Passer une semaine avec une montre qui révèle le côté ludique de Tudor
Lorsque Tudor a dévoilé une nouvelle version « Lagoon Blue » de la Black Bay 54, je savais qu’il me fallait absolument la voir de plus près. Vous voyez, Tudor est une marque vers laquelle je reviens sans cesse. Contrairement à Rolex, qui se concentre avant tout sur une amélioration itérative constante, Tudor semble jouir de plus de liberté pour expérimenter et s’amuser avec un mélange de clins d’œil historiques, de modèles appréciés des fans et de nouveaux designs. On pourrait soutenir que Tudor expérimente pendant que Rolex tire les leçons des nombreuses réussites de Tudor et, dans quelques cas, de ses échecs commerciaux.

Mon lien avec Tudor
J’ai décidé d’acheter une Tudor Black Bay 58 en bleu pour fêter mon 35ème anniversaire. C’était parce que j’étais attiré par l’idée que Tudor représentait une version moins « bling-bling » de Rolex. J’étais fier de posséder une montre de la marque considérée comme la Rolex des travailleurs. Certains prétendent que Tudor n’est que la Rolex des pauvres, mais je n’ai jamais vraiment compris cet argument.
Le Tudor Oysterdate vintage de Henry
Je possède aussi une Tudor vintage, l’Oysterdate, qui est une délicieuse montre à remontage manuel de 34 mm. J’ai toujours aimé qu’avec les Tudor vintage, on obtienne le boîtier, la couronne, le fond du boîtier et la forme de Rolex, généralement sans le prix conséquent. Les temps changent, toutefois, et il est un peu plus difficile de trouver des bonnes affaires sur les Tudors vintage de nos jours. Elles existent toujours, cependant.
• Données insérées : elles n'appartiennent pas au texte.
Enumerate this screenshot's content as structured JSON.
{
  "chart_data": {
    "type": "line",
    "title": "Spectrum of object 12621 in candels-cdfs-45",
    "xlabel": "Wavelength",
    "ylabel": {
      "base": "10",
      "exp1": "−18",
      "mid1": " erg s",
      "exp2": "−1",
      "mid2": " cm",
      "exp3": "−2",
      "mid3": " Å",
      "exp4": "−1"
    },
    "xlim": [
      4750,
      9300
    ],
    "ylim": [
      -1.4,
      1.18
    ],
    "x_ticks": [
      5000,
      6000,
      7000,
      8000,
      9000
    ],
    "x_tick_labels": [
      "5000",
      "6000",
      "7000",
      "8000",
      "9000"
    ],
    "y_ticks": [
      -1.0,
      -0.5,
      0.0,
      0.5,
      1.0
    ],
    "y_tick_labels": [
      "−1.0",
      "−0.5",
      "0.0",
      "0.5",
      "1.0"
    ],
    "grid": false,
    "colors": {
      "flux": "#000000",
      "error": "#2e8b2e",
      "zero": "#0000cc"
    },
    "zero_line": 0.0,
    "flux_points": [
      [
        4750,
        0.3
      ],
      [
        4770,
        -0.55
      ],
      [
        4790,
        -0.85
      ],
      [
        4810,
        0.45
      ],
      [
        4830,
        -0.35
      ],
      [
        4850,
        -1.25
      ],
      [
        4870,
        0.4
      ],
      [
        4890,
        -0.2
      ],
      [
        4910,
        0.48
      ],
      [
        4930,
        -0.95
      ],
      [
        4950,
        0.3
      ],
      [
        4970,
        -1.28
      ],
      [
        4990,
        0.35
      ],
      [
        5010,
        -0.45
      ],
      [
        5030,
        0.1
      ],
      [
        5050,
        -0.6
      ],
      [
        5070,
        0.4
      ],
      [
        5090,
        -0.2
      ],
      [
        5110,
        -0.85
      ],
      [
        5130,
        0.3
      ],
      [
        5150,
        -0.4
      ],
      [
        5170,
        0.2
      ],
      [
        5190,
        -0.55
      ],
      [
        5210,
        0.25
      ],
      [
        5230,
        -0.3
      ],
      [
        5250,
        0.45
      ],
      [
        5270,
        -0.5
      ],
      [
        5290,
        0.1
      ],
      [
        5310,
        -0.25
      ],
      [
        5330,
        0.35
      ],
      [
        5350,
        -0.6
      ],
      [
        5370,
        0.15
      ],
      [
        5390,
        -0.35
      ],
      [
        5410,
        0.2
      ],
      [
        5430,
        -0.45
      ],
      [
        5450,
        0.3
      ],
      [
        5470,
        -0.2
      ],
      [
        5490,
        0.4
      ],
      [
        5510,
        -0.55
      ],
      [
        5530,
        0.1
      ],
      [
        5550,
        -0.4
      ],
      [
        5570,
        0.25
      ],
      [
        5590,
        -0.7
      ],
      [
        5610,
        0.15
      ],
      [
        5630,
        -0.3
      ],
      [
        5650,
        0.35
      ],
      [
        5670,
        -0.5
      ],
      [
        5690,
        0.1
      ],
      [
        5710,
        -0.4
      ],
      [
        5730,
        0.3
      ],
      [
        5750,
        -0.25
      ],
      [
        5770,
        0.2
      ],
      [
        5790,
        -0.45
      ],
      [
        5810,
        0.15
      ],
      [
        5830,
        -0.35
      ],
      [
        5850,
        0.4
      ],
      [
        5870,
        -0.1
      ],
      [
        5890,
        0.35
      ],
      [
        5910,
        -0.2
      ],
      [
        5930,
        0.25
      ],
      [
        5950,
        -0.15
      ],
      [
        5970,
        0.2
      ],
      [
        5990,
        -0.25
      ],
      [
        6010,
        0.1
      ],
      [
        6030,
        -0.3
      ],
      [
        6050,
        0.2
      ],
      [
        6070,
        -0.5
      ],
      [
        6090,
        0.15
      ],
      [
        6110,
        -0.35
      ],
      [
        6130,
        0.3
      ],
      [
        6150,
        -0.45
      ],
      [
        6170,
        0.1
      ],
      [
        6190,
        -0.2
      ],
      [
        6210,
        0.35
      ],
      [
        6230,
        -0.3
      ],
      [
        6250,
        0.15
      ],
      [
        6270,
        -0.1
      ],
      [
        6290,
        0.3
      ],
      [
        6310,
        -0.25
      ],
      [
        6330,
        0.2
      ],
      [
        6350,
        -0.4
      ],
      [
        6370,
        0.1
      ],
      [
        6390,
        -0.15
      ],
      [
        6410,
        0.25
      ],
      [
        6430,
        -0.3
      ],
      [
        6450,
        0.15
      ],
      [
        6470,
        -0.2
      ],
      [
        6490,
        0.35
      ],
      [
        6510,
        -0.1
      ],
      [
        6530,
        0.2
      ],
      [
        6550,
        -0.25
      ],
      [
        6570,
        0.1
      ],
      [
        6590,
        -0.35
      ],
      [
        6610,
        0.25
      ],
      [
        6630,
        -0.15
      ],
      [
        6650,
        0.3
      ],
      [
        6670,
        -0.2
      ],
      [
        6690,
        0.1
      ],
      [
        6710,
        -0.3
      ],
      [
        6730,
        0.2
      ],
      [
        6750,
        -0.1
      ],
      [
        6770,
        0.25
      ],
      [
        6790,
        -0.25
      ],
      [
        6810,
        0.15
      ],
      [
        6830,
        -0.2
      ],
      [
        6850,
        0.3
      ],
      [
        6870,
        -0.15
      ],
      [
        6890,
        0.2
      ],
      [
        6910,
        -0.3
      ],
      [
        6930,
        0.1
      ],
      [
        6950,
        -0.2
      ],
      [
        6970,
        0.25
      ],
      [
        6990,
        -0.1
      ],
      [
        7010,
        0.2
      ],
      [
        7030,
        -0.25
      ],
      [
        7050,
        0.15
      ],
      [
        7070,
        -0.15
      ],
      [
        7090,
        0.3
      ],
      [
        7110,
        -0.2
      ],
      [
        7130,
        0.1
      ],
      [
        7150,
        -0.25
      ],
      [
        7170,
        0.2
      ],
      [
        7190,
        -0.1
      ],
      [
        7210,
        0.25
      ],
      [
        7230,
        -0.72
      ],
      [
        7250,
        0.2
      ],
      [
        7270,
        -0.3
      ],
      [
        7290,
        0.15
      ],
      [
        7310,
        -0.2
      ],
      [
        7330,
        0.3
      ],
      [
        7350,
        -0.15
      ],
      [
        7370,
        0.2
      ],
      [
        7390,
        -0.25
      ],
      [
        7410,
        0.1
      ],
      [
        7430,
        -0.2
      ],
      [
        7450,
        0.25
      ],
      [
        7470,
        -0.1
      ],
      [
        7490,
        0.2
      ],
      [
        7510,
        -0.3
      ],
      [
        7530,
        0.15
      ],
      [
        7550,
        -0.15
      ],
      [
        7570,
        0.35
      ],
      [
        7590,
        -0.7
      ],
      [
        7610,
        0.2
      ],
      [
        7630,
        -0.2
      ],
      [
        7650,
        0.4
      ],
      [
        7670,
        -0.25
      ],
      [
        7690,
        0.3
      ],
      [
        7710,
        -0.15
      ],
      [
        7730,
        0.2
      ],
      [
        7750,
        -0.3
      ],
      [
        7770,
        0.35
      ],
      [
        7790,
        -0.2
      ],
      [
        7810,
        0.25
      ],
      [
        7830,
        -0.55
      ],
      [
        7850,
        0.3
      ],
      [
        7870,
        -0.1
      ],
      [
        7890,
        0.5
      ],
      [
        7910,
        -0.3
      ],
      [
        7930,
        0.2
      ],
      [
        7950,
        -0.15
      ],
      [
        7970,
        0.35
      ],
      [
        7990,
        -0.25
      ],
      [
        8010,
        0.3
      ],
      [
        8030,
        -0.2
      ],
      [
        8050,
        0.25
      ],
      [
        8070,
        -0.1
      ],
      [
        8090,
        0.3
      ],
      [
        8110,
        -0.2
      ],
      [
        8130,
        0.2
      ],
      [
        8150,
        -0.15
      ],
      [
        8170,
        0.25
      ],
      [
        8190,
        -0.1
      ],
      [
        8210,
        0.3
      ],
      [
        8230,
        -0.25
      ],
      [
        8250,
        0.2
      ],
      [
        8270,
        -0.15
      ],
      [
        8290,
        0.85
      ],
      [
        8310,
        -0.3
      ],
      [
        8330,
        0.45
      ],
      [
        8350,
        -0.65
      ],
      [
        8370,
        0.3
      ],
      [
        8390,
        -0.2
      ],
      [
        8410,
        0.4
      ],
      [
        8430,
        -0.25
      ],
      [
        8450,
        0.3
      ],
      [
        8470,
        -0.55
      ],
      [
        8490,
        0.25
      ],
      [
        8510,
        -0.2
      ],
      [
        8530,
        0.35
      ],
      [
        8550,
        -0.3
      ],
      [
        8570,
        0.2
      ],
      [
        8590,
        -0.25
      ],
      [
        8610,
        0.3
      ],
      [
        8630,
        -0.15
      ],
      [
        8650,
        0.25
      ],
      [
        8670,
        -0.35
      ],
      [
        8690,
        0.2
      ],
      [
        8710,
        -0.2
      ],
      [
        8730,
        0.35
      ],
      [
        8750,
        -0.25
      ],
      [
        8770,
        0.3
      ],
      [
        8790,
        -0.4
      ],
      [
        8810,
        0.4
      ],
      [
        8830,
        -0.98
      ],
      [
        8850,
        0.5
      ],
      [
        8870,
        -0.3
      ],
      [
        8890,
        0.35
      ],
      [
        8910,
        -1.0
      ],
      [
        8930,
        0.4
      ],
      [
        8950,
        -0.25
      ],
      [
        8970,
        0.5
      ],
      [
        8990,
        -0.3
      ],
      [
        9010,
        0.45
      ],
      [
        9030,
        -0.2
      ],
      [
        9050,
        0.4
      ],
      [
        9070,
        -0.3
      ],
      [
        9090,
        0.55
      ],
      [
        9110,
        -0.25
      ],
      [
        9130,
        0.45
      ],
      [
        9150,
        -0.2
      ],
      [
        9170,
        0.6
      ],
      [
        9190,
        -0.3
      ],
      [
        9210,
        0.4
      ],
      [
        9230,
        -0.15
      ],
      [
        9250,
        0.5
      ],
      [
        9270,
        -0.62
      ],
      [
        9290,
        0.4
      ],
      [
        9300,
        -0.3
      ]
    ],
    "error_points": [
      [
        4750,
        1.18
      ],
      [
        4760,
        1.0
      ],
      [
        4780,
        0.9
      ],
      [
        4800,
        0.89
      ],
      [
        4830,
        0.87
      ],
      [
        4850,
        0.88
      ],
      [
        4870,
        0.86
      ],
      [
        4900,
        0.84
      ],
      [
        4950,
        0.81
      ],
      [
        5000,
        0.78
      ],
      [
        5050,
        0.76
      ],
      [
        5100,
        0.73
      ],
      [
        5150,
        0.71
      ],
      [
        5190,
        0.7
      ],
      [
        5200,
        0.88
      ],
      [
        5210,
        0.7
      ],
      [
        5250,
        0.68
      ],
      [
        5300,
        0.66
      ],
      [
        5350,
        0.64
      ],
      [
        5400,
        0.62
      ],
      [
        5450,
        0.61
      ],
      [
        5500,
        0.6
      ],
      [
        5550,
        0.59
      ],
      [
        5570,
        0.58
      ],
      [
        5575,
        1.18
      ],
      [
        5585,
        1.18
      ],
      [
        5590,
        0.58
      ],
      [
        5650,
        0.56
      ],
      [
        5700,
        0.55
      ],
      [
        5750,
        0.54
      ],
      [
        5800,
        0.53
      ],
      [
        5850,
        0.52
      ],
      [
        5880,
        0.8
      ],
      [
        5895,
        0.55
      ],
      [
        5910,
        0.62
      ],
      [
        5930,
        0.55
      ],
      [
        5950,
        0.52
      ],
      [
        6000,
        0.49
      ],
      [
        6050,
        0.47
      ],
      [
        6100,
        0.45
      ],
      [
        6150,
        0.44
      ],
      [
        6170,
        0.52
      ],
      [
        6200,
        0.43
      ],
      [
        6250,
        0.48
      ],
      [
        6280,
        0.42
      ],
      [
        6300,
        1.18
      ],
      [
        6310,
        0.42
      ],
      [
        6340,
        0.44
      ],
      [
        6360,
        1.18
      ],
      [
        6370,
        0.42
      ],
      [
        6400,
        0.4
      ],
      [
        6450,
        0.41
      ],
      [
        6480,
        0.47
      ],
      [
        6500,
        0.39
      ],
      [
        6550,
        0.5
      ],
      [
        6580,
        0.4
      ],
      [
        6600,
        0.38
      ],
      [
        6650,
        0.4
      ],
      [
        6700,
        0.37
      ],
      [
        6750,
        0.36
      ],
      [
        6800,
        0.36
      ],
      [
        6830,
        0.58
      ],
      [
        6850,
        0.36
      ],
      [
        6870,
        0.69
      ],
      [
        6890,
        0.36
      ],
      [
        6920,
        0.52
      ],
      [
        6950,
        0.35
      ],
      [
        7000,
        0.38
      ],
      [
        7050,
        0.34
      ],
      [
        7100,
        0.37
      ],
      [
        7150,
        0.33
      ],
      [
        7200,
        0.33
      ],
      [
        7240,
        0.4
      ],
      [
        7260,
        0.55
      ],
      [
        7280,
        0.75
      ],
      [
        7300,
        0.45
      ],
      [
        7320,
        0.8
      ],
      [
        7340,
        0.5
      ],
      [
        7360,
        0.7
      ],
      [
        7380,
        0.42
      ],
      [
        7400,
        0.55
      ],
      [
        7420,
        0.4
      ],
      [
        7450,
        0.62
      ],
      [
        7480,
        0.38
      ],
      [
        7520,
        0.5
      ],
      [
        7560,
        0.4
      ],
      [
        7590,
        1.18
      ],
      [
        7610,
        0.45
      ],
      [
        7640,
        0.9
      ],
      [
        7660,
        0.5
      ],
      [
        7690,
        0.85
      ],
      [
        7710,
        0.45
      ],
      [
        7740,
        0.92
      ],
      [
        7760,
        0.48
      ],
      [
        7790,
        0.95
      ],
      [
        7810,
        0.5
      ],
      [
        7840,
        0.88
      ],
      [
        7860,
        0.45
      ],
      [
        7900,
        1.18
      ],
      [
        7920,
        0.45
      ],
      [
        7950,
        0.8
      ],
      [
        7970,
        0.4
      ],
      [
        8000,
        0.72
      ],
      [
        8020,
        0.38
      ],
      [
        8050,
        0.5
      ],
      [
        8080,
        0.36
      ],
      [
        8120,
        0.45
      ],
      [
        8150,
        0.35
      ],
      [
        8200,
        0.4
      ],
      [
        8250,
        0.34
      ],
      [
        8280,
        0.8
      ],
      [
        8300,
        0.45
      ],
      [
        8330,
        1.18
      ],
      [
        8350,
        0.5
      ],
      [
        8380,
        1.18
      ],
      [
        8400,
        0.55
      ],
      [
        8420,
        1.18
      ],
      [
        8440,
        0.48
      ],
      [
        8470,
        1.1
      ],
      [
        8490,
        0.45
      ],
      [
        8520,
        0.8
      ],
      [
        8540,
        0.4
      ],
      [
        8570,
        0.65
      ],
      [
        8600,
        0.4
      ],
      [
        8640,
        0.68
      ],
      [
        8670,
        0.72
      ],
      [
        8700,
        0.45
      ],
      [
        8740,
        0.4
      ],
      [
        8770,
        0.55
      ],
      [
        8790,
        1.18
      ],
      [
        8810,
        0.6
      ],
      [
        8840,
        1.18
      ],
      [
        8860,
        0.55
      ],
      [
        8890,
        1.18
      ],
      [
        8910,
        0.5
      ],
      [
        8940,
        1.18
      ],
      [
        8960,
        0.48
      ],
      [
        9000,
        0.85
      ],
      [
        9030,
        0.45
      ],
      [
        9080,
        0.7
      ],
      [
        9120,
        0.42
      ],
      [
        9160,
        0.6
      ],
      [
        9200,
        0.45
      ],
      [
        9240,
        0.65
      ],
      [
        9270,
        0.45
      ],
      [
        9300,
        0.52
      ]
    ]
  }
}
La Tudor Black Bay 54 « Lagoon Blue »
L’une des sorties récentes de Tudor est la Black Bay 54 « Lagoon Blue ». Celle-ci présente une couleur aquamarine vive et une lunette en acier inoxydable haute brillance qui incline certainement le design de la montre vers le « bling ». Cela est particulièrement vrai lorsqu’elle est associée au bracelet à cinq rangs de Tudor. Il y a beaucoup de matière qui réfléchit la lumière du soleil, créant un objet globalement très étincelant.
Les documents de presse pour le lancement de la montre contenaient des photos de mannequins bronzés sur des plages de sable portant des costumes en lin. Cela ressemblait à une scène de Bondi Hipsters. Était-ce la montre de plage parfaite ?
Une rapide note sur les spécifications
Passons rapidement sur les spécifications. Le boîtier de 37 mm en acier présente une envergure de corne à corne de 46 mm et une épaisseur de 11,2 mm, incluant le verre saphir doublement bombé. À l’intérieur bat le robuste et fiable Tudor MT5400. Le MT5400 est un calibre automatique de 27 rubis avec remontage manuel et arrêt des secondes, une fréquence de 4Hz (28 800 alt/h) et une réserve de marche de 70 heures. Il est également certifié chronomètre COSC. La montre est livrée en standard avec un bracelet en acier inoxydable à cinq rangs (20/16 mm) doté d’un fermoir micro-ajustable T-fit. Le fermoir est une grande amélioration par rapport à ma Black Bay 58 plus ancienne, permettant un micro-ajustement approprié et s’adaptant aux fluctuations de la taille du poignet du porteur dues aux changements de température.

Une taille idéale
Ne vous y trompez pas ; ces spécifications sont idéales pour de nombreux passionnés. La Tudor Black Bay 54 se porte très bien comme montre de plongée de 37 mm. Il y a quelque chose de particulièrement agréable à voir une montre-outil plus petite sur le poignet de quelqu’un. La manière dont elle semble se fondre sur le poignet au lieu de s’y renfler maladroitement a simplement fière allure. La taille de la montre me rappelle l’âge d’or du cinéma, lorsque notre héros portait probablement une montre de moins de 38 mm.